Sphynx mortar 1st ILDU

Sfinx: “Todos os europeus devem se juntar a esta luta”

Muito parecido com o sentinela com corpo de leão de Gizé, Sphynx, da 1ª Legião Internacional para a Defesa da Ucrânia, é uma presença constante em sua unidade. Ele é alguém em quem você pode confiar quando tudo o mais é incerto. Espelhando a figura antiga por trás de seu apelido, Sphynx fica de guarda sobre sua equipe, pronto para liderá-la através de quaisquer desafios que o campo de batalha traga.

O francês de 39 anos estava na Legião há sete meses na altura da entrevista. Começou na linha zero com a infantaria do 2.º Batalhão, participando em quatro missões em Pokrovsk, passando um total de 21 dias na frente. Após três meses no 2.º Batalhão, Sphynx foi transferido para a equipa de morteiros de 82 mm do 1.º Batalhão. Agora líder de equipe na unidade de morteiros, ele está atualmente destacado perto de Kupiansk. Lá, ele completou seis missões em 48 dias, lutando contra as forças russas sob fogo constante de artilharia e ataques de drones.

 

 

Uma equipe de morteiros vive nas posições, esperando para lançar uma tempestade de granadas sobre o inimigo. Quando nos encontramos, Sphynx tinha acabado de voltar de uma missão após passar 11 dias no terreno. Foi bastante exaustivo, mas isso não o impediu de parecer calmo, composto e confiante. Quando questionado sobre de onde vem sua calma, Sphinx respondeu com uma filosofia tranquila:

 

 

“Quando você volta da posição, começa a esquecer tudo o que passou e todo o estresse que suportou. Você se concentra na próxima missão e faz o seu melhor para se recuperar, tanto física quanto mentalmente.”

 

 

Sphynx ingressou no Exército Francês aos 21 anos e serviu por mais de 16 anos. Durante esse tempo, ele ganhou vasta experiência em um regimento de infantaria, participando de missões exigentes e aprendendo a lidar com situações de alta pressão. Essa experiência moldou sua mentalidade e lhe ensinou a manter o foco e a calma, mesmo sob fogo:

 

 

“Tive muito treinamento na França e fui enviado para o Afeganistão em 2012. Quando cheguei aqui, queria trazer a experiência da infantaria francesa para os ucranianos, a fim de fortalecer suas forças. Minhas responsabilidades como líder de equipe também me prepararam para lidar com qualquer situação, mesmo quando assustadora. Mas, na verdade, é o mesmo para qualquer soldado. Precisamos apenas manter o foco em nossos objetivos e cumprir nossas ordens. Temos que entender a situação tática para que possamos tomar as melhores decisões contra os russos.”

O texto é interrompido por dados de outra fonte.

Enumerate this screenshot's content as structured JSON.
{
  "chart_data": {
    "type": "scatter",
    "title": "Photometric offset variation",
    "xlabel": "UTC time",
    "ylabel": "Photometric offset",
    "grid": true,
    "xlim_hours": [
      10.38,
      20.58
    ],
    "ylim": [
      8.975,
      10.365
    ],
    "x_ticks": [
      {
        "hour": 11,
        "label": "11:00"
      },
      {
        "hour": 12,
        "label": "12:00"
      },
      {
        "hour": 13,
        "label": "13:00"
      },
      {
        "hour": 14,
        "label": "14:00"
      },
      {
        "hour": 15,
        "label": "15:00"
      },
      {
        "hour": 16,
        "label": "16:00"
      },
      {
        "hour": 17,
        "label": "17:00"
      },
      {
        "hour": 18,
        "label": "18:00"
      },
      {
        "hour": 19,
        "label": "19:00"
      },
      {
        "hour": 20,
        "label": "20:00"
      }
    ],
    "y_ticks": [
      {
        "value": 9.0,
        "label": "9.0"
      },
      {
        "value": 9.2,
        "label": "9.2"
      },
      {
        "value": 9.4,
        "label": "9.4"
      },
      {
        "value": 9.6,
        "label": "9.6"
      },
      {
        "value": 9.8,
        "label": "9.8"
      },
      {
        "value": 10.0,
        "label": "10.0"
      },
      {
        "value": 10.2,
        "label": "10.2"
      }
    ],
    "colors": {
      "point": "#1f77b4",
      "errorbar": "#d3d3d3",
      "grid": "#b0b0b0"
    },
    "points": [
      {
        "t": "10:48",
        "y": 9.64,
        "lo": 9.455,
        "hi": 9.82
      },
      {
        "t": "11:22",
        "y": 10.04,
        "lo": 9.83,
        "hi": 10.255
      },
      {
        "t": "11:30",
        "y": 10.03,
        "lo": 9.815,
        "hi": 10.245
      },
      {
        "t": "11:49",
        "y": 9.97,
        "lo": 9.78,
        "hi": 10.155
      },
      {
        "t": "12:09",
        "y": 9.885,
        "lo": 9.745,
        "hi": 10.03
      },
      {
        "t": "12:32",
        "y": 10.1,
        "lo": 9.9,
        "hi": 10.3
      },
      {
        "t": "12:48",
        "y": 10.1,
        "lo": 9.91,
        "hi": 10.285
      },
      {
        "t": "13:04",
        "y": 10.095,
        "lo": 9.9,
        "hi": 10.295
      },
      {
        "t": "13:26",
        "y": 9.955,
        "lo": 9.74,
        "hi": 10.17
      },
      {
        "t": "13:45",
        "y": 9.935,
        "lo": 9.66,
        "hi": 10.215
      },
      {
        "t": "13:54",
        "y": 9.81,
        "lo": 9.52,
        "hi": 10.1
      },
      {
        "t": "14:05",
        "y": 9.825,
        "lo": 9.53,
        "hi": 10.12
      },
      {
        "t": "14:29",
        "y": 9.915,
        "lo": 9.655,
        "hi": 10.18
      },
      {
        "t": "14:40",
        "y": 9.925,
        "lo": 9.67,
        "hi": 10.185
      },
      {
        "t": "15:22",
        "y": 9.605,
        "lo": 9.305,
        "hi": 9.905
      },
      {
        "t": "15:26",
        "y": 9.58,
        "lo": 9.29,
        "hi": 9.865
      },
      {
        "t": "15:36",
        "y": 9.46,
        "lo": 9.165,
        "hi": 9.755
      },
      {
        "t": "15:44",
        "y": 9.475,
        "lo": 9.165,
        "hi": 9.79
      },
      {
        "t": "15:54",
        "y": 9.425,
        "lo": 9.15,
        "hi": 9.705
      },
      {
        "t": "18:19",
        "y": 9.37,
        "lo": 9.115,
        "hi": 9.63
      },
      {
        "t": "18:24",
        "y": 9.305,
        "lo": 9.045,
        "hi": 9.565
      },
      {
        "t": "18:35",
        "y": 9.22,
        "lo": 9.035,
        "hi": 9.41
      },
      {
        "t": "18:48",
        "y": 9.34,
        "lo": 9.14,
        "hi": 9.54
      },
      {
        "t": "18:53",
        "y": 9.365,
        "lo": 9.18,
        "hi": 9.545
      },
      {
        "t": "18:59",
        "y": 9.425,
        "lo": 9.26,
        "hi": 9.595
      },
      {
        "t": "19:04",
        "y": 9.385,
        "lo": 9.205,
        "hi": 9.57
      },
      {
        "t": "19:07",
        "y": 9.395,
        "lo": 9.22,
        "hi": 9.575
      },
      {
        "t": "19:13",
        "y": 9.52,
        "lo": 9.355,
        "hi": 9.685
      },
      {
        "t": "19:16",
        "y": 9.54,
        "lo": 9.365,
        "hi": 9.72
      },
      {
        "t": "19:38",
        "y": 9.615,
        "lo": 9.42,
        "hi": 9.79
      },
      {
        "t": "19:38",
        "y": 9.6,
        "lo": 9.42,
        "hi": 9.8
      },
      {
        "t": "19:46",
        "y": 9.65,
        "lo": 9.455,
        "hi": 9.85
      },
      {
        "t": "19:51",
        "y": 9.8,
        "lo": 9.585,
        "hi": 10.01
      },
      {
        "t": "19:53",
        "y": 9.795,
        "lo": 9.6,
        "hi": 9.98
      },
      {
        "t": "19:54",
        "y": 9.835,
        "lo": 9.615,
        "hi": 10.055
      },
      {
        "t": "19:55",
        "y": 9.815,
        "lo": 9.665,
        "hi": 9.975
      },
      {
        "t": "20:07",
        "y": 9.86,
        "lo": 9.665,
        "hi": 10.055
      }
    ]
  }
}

No entanto, mesmo anos no exército não garantem a sobrevivência neste novo tipo de batalha em que se transformou a guerra entre a Rússia e a Ucrânia. A tecnologia muda a natureza de todas as missões e o inimigo adapta-se rapidamente, obrigando os soldados a aprender e a ajustar-se dia após dia. Por mais habilidoso ou experiente que se seja, continua-se vulnerável numa guerra em que a ameaça pode surgir do céu a qualquer momento:

 

 

“Nesse tipo de guerra de alta intensidade, ter experiência militar prévia não garante que você sobreviverá. Eu diria que é a experiência que você ganha aqui — através do número de missões e dias passados no campo de batalha — que aumenta suas chances de sobrevivência. Essa é a única maneira de se acostumar com o estresse causado pela artilharia, pelos ataques aéreos e pelas tropas russas se movimentando. Então, você tem que se manter forte e seguir os conselhos que recebe.”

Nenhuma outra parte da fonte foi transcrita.